In ecommerce, shipping fees often spell the difference between a sale and a bail, so marketers really need to look at using the power of free to convince customers to complete the transaction. According to a study by eDigitalResearch and IMRG, about 53% of people abandoning carts cited high shipping costs as the main reason for not going through the checkout process, and that 26% of shoppers placed an item in their cart just to check shipping costs.

Cart abandonment due to shipping costs can be remedied by being upfront with fees and not waiting till the end of the checkout process to disclose it. However, there are other things you can do to make shipping work both for you and your customers:

Highlight Shipping Offers Across Your Website

Customers look for and value shipping offers, so if you have them, don’t downplay them. Companies like Steve Madden execute on this – they make it nearly impossible for users to miss free shipping. (We would have liked to see less space used for the main offers, though)

By contrast, companies like Sephora rely on small, ad-like units to talk about free shipping. To make matters worse, they implement a rotating banner to convey the message, and place it above the primary navigation, an area eye-tracking studies have noted time and again that visitors skip.

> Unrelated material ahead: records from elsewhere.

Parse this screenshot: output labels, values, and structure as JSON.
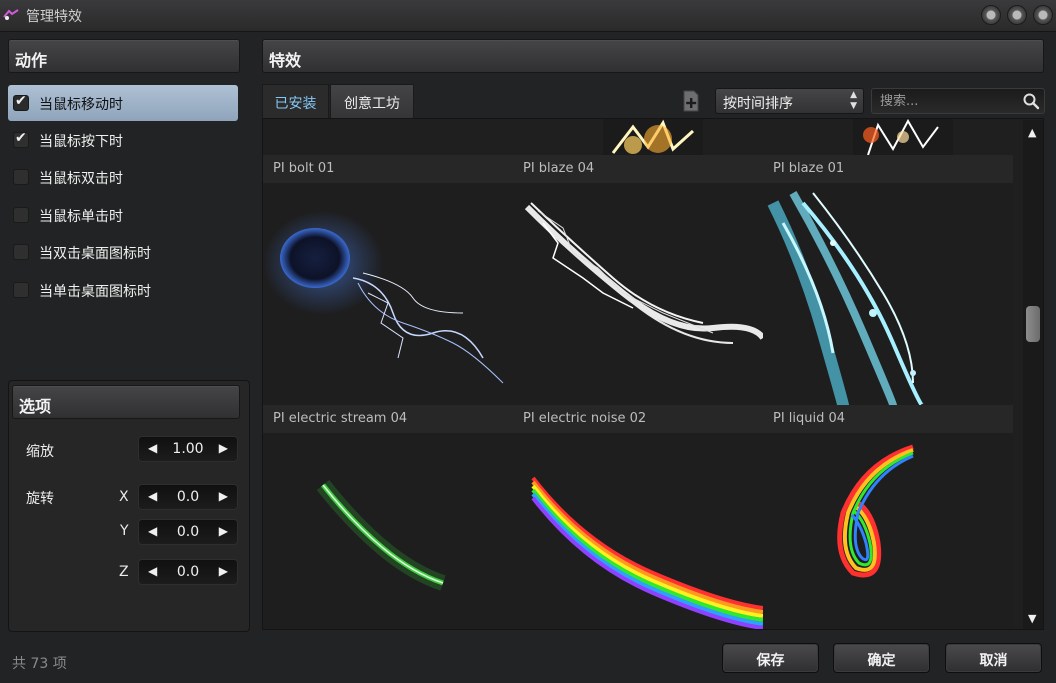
{
  "window": {
    "title": "管理特效"
  },
  "actions_panel": {
    "header": "动作",
    "items": [
      {
        "label": "当鼠标移动时",
        "checked": true,
        "selected": true
      },
      {
        "label": "当鼠标按下时",
        "checked": true,
        "selected": false
      },
      {
        "label": "当鼠标双击时",
        "checked": false,
        "selected": false
      },
      {
        "label": "当鼠标单击时",
        "checked": false,
        "selected": false
      },
      {
        "label": "当双击桌面图标时",
        "checked": false,
        "selected": false
      },
      {
        "label": "当单击桌面图标时",
        "checked": false,
        "selected": false
      }
    ]
  },
  "options_panel": {
    "header": "选项",
    "scale_label": "缩放",
    "scale_value": "1.00",
    "rotate_label": "旋转",
    "x_label": "X",
    "x_value": "0.0",
    "y_label": "Y",
    "y_value": "0.0",
    "z_label": "Z",
    "z_value": "0.0"
  },
  "effects_panel": {
    "header": "特效",
    "tabs": [
      {
        "label": "已安装",
        "active": true
      },
      {
        "label": "创意工坊",
        "active": false
      }
    ],
    "sort": {
      "selected": "按时间排序"
    },
    "search": {
      "placeholder": "搜索..."
    },
    "grid": [
      {
        "name": "PI bolt 01"
      },
      {
        "name": "PI blaze 04"
      },
      {
        "name": "PI blaze 01"
      },
      {
        "name": "PI electric stream 04"
      },
      {
        "name": "PI electric noise 02"
      },
      {
        "name": "PI liquid 04"
      }
    ]
  },
  "footer": {
    "count": "共 73 项",
    "save": "保存",
    "ok": "确定",
    "cancel": "取消"
  },
  "icons": {
    "check": "✔",
    "left": "◀",
    "right": "▶",
    "up": "▲",
    "down": "▼"
  },
  "colors": {
    "selection": "#9fb3c9",
    "active_tab_text": "#86c8f5"
  }
}
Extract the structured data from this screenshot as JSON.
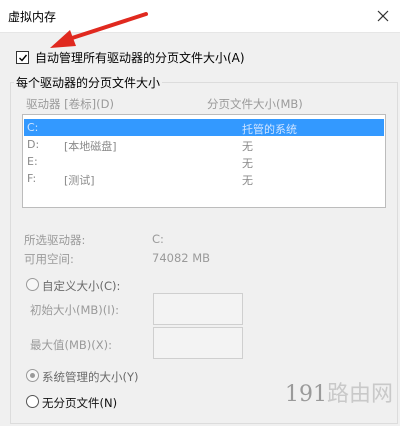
{
  "window": {
    "title": "虚拟内存"
  },
  "auto_manage": {
    "label": "自动管理所有驱动器的分页文件大小(A)",
    "checked": true
  },
  "group": {
    "legend": "每个驱动器的分页文件大小",
    "columns": {
      "drive": "驱动器 [卷标](D)",
      "size": "分页文件大小(MB)"
    },
    "drives": [
      {
        "drive": "C:",
        "label": "",
        "size": "托管的系统",
        "selected": true
      },
      {
        "drive": "D:",
        "label": "[本地磁盘]",
        "size": "无",
        "selected": false
      },
      {
        "drive": "E:",
        "label": "",
        "size": "无",
        "selected": false
      },
      {
        "drive": "F:",
        "label": "[测试]",
        "size": "无",
        "selected": false
      }
    ]
  },
  "selected_drive": {
    "drive_label": "所选驱动器:",
    "drive_value": "C:",
    "space_label": "可用空间:",
    "space_value": "74082 MB"
  },
  "custom_size": {
    "radio_label": "自定义大小(C):",
    "initial_label": "初始大小(MB)(I):",
    "max_label": "最大值(MB)(X):"
  },
  "system_managed": {
    "radio_label": "系统管理的大小(Y)",
    "selected": true
  },
  "no_paging": {
    "radio_label": "无分页文件(N)"
  },
  "watermark": {
    "part_a": "191",
    "part_b": "路由网"
  },
  "colors": {
    "selection": "#3399ff",
    "arrow": "#e0291f"
  }
}
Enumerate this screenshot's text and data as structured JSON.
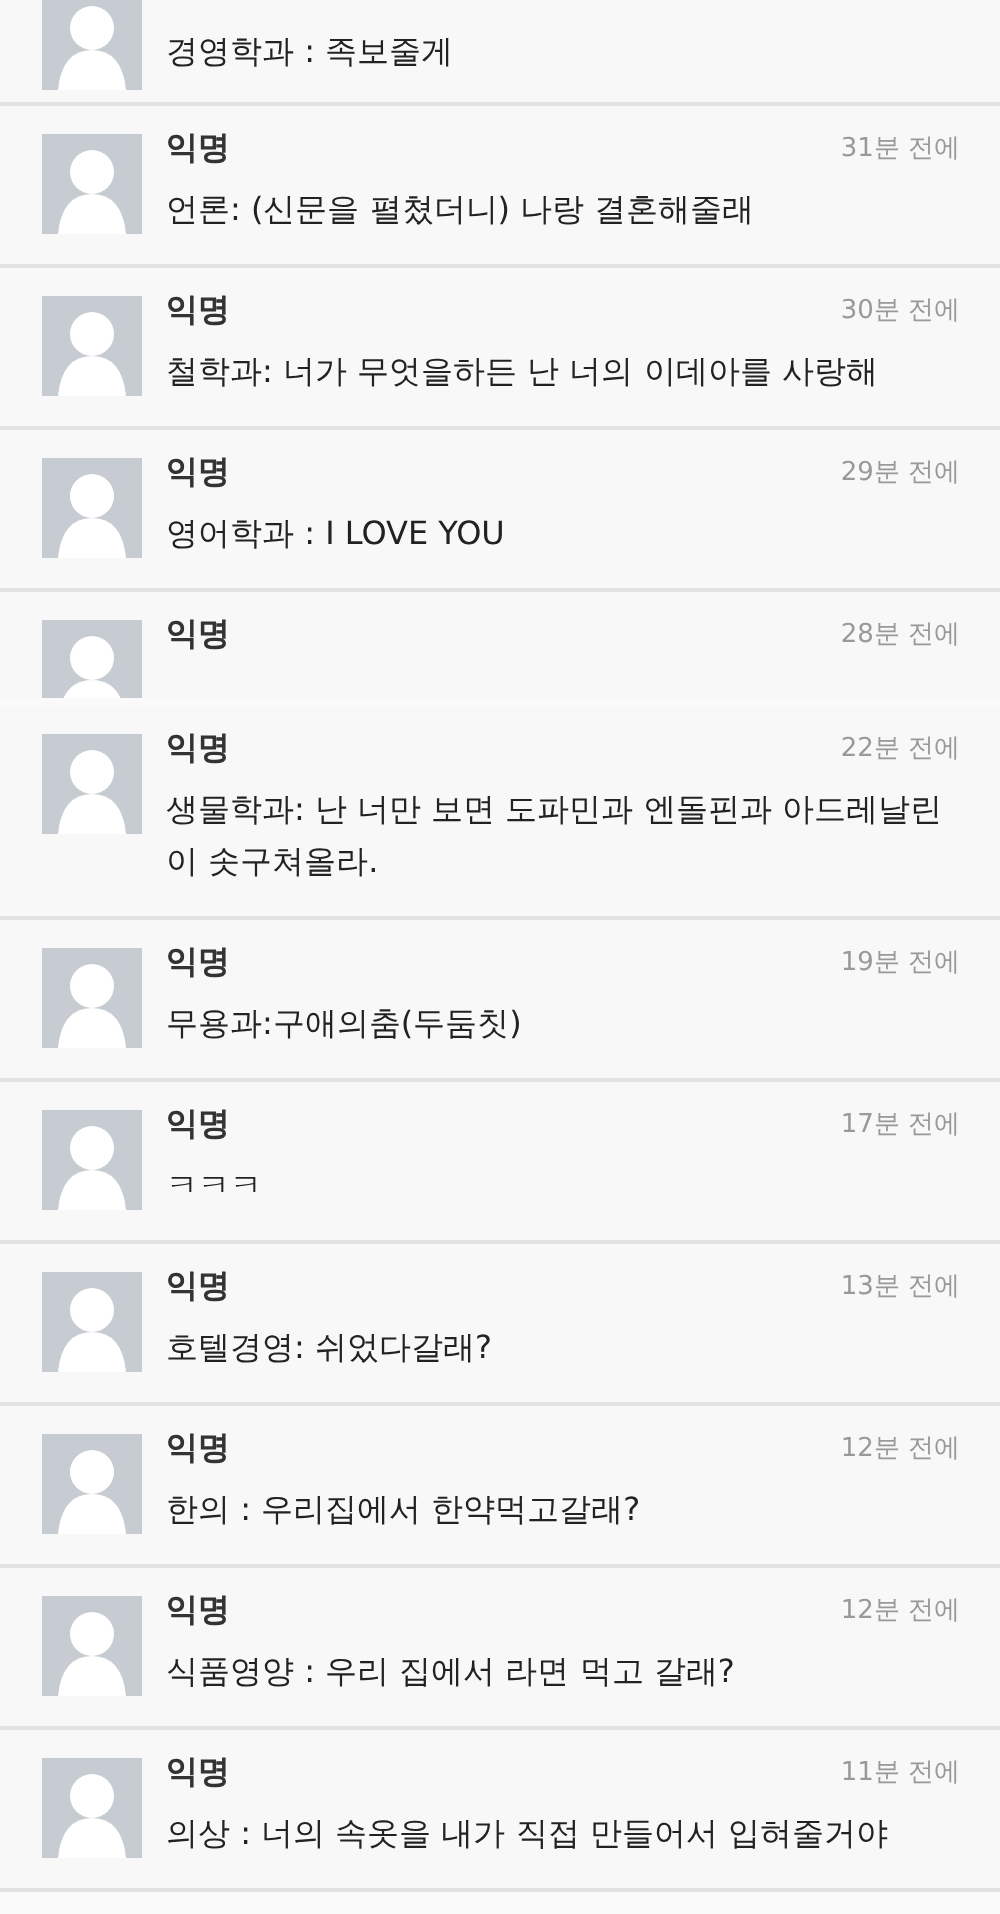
{
  "comments": [
    {
      "kind": "cut_top",
      "message": "경영학과 : 족보줄게"
    },
    {
      "kind": "full",
      "name": "익명",
      "time": "31분 전에",
      "message": "언론: (신문을 펼쳤더니) 나랑 결혼해줄래"
    },
    {
      "kind": "full",
      "name": "익명",
      "time": "30분 전에",
      "message": "철학과: 너가 무엇을하든 난 너의 이데아를 사랑해"
    },
    {
      "kind": "full",
      "name": "익명",
      "time": "29분 전에",
      "message": "영어학과 : I LOVE YOU"
    },
    {
      "kind": "cut_bottom",
      "name": "익명",
      "time": "28분 전에"
    },
    {
      "kind": "full",
      "name": "익명",
      "time": "22분 전에",
      "message": "생물학과: 난 너만 보면 도파민과 엔돌핀과 아드레날린이 솟구쳐올라."
    },
    {
      "kind": "full",
      "name": "익명",
      "time": "19분 전에",
      "message": "무용과:구애의춤(두둠칫)"
    },
    {
      "kind": "full",
      "name": "익명",
      "time": "17분 전에",
      "message": "ㅋㅋㅋ"
    },
    {
      "kind": "full",
      "name": "익명",
      "time": "13분 전에",
      "message": "호텔경영: 쉬었다갈래?"
    },
    {
      "kind": "full",
      "name": "익명",
      "time": "12분 전에",
      "message": "한의 : 우리집에서 한약먹고갈래?"
    },
    {
      "kind": "full",
      "name": "익명",
      "time": "12분 전에",
      "message": "식품영양 : 우리 집에서 라면 먹고 갈래?"
    },
    {
      "kind": "full",
      "name": "익명",
      "time": "11분 전에",
      "message": "의상 : 너의 속옷을 내가 직접 만들어서 입혀줄거야"
    }
  ]
}
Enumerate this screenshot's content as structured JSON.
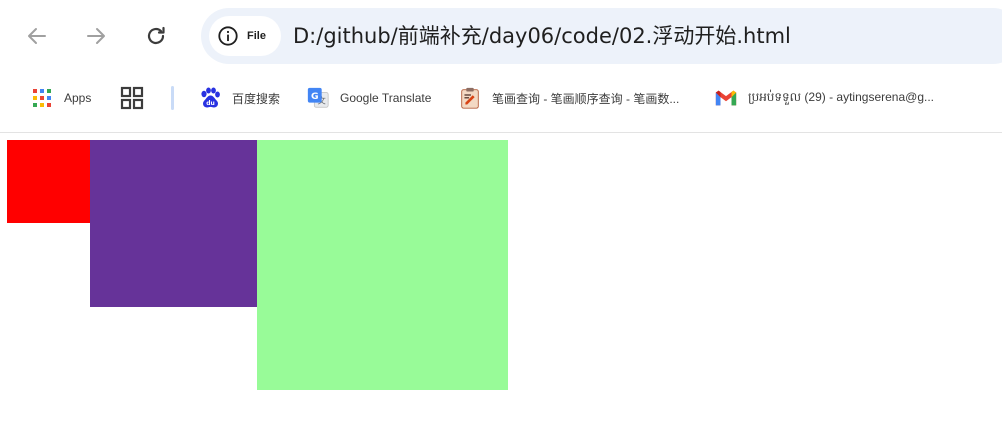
{
  "browser": {
    "address_bar": {
      "chip_label": "File",
      "url": "D:/github/前端补充/day06/code/02.浮动开始.html"
    },
    "bookmarks": [
      {
        "label": "Apps",
        "icon": "apps-grid-icon"
      },
      {
        "label": "",
        "icon": "tab-groups-icon"
      },
      {
        "label": "百度搜索",
        "icon": "baidu-paw-icon"
      },
      {
        "label": "Google Translate",
        "icon": "google-translate-icon"
      },
      {
        "label": "笔画查询 - 笔画顺序查询 - 笔画数...",
        "icon": "clipboard-icon"
      },
      {
        "label": "ប្រអប់ទទួល (29) - aytingserena@g...",
        "icon": "gmail-icon"
      }
    ]
  },
  "page": {
    "boxes": [
      {
        "name": "red-box",
        "color": "#ff0000"
      },
      {
        "name": "purple-box",
        "color": "#663399"
      },
      {
        "name": "green-box",
        "color": "#98fb98"
      }
    ]
  },
  "colors": {
    "omnibox_bg": "#edf2fa",
    "icon_gray": "#5f6368",
    "icon_disabled": "#a0a0a0"
  }
}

Make sure your shipping offer is prominent throughout selection and checkout process, and that you’re not vague about your shipping offer messaging. Instead of saying “Free Shipping and Handling. Click for more details, “say, “Free Shipping on Orders Over $100. Conditions apply.” It will frustrate customers to find out towards the end of the process that their purchase doesn’t qualify for free shipping.

Upsell to Free Shipping Threshold

Many prospects are willing to add items to meet the free shipping threshold, as long as the minimum order required is within distance of the average order size. The key is to find that sweet spot -below the breaking point at which there’s a spike of transaction drops, but above the “normal” order size.

That threshold may cost a little money to find, and there may be an added layer of difficulty as each industry is different, but finding it has a significant reward:75% of shoppers are willing to add additional items to their carts to meet required minimums.

Once you implement free shipping at a certain order size, you also need to remind users how much needs to be added to get free shipping. F21 has this refined to an art form:

Remember: Low shipping cost is the one of the main drivers for customers to revisit an online store and to switch to a different one. In a Forrester study released in October, 59% of the respondents said that shipping costs are the most important consideration for them when making an online purchase. Ensure that this is something you benefit from, rather than something your competitors can use against you.